Nachträglich bezeichnen wir den Tierhorrorstreifen von Steven Spielberg als den ersten Sommer-Blockbuster. Einen Film also, der durch eine gezielte Marketingstrategie fast automatisch zum Gesprächsstoff wurde, was die Besucherzahlen gehörig ankurbelte. Beinahe gleiche Teile des Budgets fließen bei Blockbustern in Produktion und Vermarktung und aufgrund ihrer Popularität verhindern sie anschließend wochenlang den Programmwechsel in den Kinos. Schon vor 1975 blieben Filme oft lange im Programm, jedoch waren sie nie zuvor so schlagartig dort aufgetaucht. Plötzlich reichten die Menschenschlangen vor den Kinokassen um einen ganzen Häuserblock und prägten so den Begriff des Blockbusters mit, der sich auf die Bomben des zweiten Weltkrieges bezog, die ebenfalls in der Lage waren, ganze Häuserblocks leerzufegen.

Große Fische im kleinen Teich
Infolge von Der weiße Hai entwickelten Menschen auf der ganzen Welt Angst und Hass auf den großen Raubfisch und befeuerten seine fortschreitende Ausrottung. Abgesehen davon übte er aber auch großen Einfluss auf den Fortlauf der Filmgeschichte aus. So besiegelte er endgültig die kurze Phase der künstlerischen Bedeutsamkeit des amerikanischen Films. New Hollywood war Jahre zuvor durch Filme wie Easy Rider von Dennis Hopper eingeläutet worden und hatte das klassische Hollywood von Grund auf modernisiert. Plötzlich durften Sex und Gewalt deutlich dargestellt werden, Protagonisten wandelten sich vom Helden zum ambivalenten Außenseiter, es wurde auf das Happy End verzichtet, mit traditionellen Erzählweisen gebrochen und Experimente gewagt. Schauspieler wie Jack Nicholson waren die neuen Stars am Himmel über Hollywood. Für finanzielle Höhenflüge sorgten die oft schwer verdaulichen Streifen aber nicht, eine neue Strategie musste also her.

Was folgte, diente wieder vermehrt der seichten Unterhaltung, denn Der weiße Hai war nur ein Anfang. George Lucas nahm mit seiner Krieg der Sterne -Reihe Fahrt auf, die Fortsetzungen von Der Pate von Francis Ford Coppola sahnten Preise ab und auch Steven Spielberg höchstselbst hatte sich erst einen Grundstein für seine Karriere gelegt. Blockbuster wie E.T. – Der Außerirdische, Indiana Jones und der Tempel des Todes und Jurassic Park sollten folgen und das Kino der Achtziger und Neunziger maßgeblich prägen.
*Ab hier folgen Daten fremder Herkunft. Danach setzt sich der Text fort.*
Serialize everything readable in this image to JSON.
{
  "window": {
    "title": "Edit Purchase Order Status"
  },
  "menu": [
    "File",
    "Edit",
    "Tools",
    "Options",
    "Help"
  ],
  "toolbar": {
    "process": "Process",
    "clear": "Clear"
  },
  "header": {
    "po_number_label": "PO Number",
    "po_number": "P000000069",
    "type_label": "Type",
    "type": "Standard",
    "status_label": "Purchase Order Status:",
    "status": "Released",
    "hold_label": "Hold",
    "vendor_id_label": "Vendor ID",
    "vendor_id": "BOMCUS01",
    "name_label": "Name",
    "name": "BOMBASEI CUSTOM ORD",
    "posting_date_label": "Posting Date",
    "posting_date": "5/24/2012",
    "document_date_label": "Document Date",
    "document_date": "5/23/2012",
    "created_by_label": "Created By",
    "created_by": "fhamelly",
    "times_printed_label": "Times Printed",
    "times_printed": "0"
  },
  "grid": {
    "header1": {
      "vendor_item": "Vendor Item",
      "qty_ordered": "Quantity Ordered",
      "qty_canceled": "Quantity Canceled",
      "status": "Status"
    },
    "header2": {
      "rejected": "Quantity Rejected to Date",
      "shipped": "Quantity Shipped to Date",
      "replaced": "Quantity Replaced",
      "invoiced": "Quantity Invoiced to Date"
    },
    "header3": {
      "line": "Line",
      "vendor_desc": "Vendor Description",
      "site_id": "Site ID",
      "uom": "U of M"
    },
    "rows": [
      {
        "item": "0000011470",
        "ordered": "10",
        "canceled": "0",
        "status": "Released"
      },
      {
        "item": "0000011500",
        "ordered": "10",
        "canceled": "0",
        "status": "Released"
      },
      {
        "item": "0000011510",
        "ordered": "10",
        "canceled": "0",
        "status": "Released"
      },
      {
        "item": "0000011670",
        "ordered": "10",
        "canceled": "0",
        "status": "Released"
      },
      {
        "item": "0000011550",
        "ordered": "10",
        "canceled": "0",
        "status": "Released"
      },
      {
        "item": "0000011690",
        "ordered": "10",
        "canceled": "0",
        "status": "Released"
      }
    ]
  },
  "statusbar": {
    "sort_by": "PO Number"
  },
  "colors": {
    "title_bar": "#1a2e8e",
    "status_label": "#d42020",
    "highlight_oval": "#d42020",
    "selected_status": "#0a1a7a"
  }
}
Ein eigener Hai für die Sammlung
Auch heute sind Blockbuster aus der Kinolandschaft nicht wegzudenken. Im Zuge ihrer Vermarktung haben sie das Product-Placement für sich entdeckt und werden auch deshalb immer wieder für ihre Konzentration auf Kommerz kritisiert. Auch von Der weiße Hai gibt es Tassen, Gürtelschnallen, T-Shirts und Radiergummis käuflich zu erwerben. Tatsächlich lässt die starke Fixierung auf Merchandise nur wenig Raum für Innovationen in punkto Besetzung und Plot. So haben die Studios im Laufe der letzten Jahre nicht nur ein wahre Goldgrube in endlosen Franchises, Remakes und Reboots, sondern auch in der wiederauferstandenen 3D-Technik entdeckt. So gab es beispielsweise im Blockbuster-Sommer 2011 ein Wiedersehen mit den Superhelden Thor und Captain America – The First Avenger, mit Pirates of the Caribbean – Fremde Gezeiten kam bereits der vierte Teil der Piraten-Saga auf die Leinwand und auch Harry Potter und die Heiligtümer des Todes 2 und Transformers 3 reihen sich ein in die lange Liste der Fortsetzungen. Wir können über Blockbuster also sagen, was wir wollen – sie funktionieren, und das mittlerweile über Jahrzehnte hinweg. Lieber Herr Spielberg, die Größe des Bootes war wohl genau richtig bemessen.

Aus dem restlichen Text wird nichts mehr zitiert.